The Canadian Association of Independent Companies is disappointed.

“It’s hard to point out the fact that it feels like we’re creating an unfair margin again,” said Dan Kelly, chairman of CFIB.

On Twitter, Kelly said the backlash was quick.

“Lots of messages from angry restaurant, gym, dance studio, bowling alley owners facing 50 percent capacity constraints, while major sports venues can wrap them up at 100 percent,” Kelly said.

“To be clear, it’s good news that Ontario is raising capacity limits. But doing so for the big guys and not for the small ones makes no sense and again leads to questions about why a government would so actively favor big companies over small ones. . “

COVID-19 face mask in a restaurant

Ottawa Public Health on Saturday reported 48 new cases of COVID-19 in Ottawa, the highest increase in one day in six days.

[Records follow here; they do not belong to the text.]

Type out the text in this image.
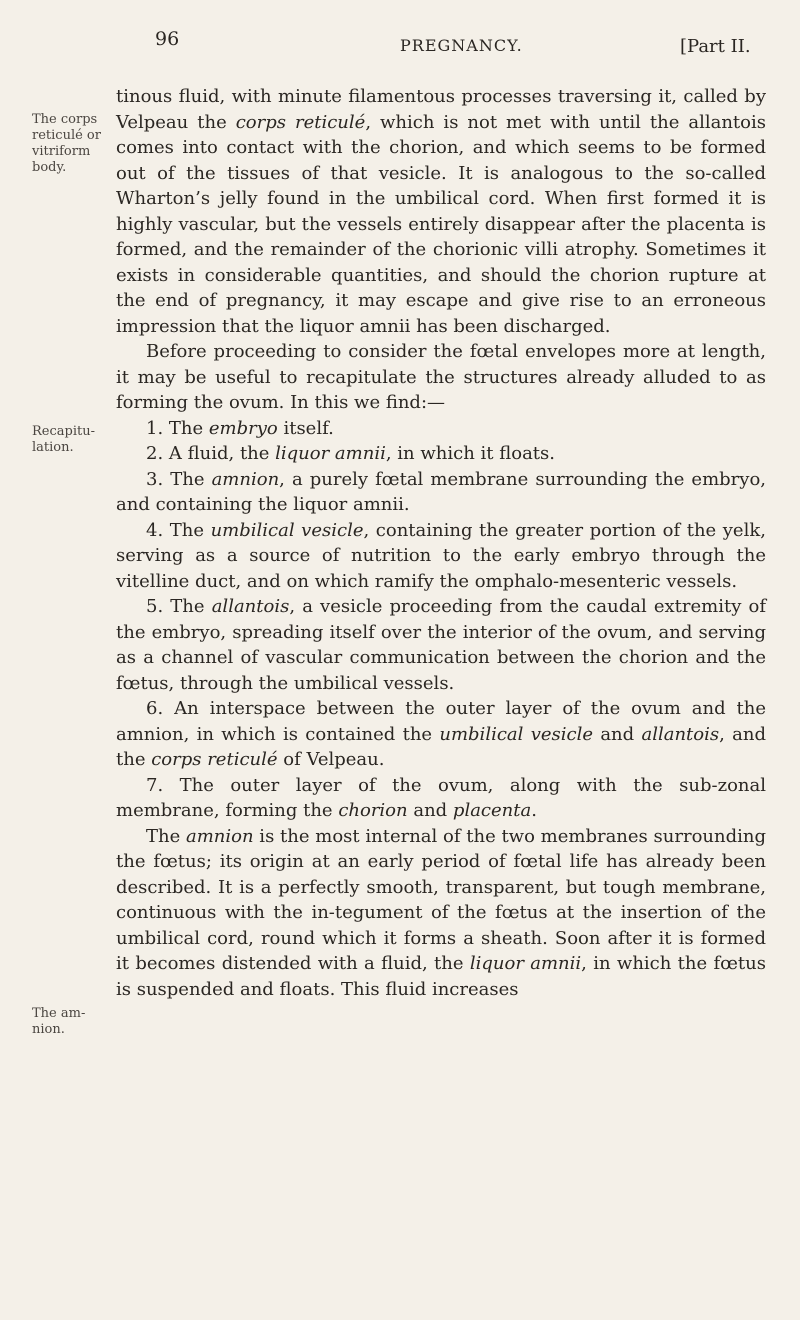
96	PREGNANCY.	[Part II.
The corps reticulé or vitriform body.
Recapitu-lation.
The am-nion.

tinous fluid, with minute filamentous processes traversing it, called by Velpeau the corps reticulé, which is not met with until the allantois comes into contact with the chorion, and which seems to be formed out of the tissues of that vesicle. It is analogous to the so-called Wharton’s jelly found in the umbilical cord. When first formed it is highly vascular, but the vessels entirely disappear after the placenta is formed, and the remainder of the chorionic villi atrophy. Sometimes it exists in considerable quantities, and should the chorion rupture at the end of pregnancy, it may escape and give rise to an erroneous impression that the liquor amnii has been discharged.

Before proceeding to consider the fœtal envelopes more at length, it may be useful to recapitulate the structures already alluded to as forming the ovum. In this we find:—

1. The embryo itself.

2. A fluid, the liquor amnii, in which it floats.

3. The amnion, a purely fœtal membrane surrounding the embryo, and containing the liquor amnii.

4. The umbilical vesicle, containing the greater portion of the yelk, serving as a source of nutrition to the early embryo through the vitelline duct, and on which ramify the omphalo-mesenteric vessels.

5. The allantois, a vesicle proceeding from the caudal extremity of the embryo, spreading itself over the interior of the ovum, and serving as a channel of vascular communication between the chorion and the fœtus, through the umbilical vessels.

6. An interspace between the outer layer of the ovum and the amnion, in which is contained the umbilical vesicle and allantois, and the corps reticulé of Velpeau.

7. The outer layer of the ovum, along with the sub-zonal membrane, forming the chorion and placenta.

The amnion is the most internal of the two membranes surrounding the fœtus; its origin at an early period of fœtal life has already been described. It is a perfectly smooth, transparent, but tough membrane, continuous with the in-tegument of the fœtus at the insertion of the umbilical cord, round which it forms a sheath. Soon after it is formed it becomes distended with a fluid, the liquor amnii, in which the fœtus is suspended and floats. This fluid increases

Seventeen of the 48 new cases of COVID-19 in Ottawa on Saturday involved residents under the age of 20.

Since the first case of COVID-19 in Ottawa in March 2020, there have been 30,231 laboratory-confirmed cases of COVID-19 in Ottawa, including 598 deaths. No new deaths were reported in connection with COVID-19 on Saturday.

Coaches, volunteers, and officials must now be fully vaccinated to participate in indoor organized sports in Ottawa.

Ottawa’s health officer issued a letter of instruction to coaches, volunteers and officials, making COVID-19 vaccination mandatory for indoor events in the capital.

“We know that important risk factors for COVID-19 transmission include close contact, enclosed spaces, overcrowded places, prolonged exposure and heavy exhalation, all of which are prevalent with indoor organized sports activities,” said Dr. Vera Etches in a statement this week.

“The requirement that these individuals be fully vaccinated provides enhanced protection for our society – especially children who are not yet eligible for a vaccine – and further reduces the risks associated with indoor organized sports.”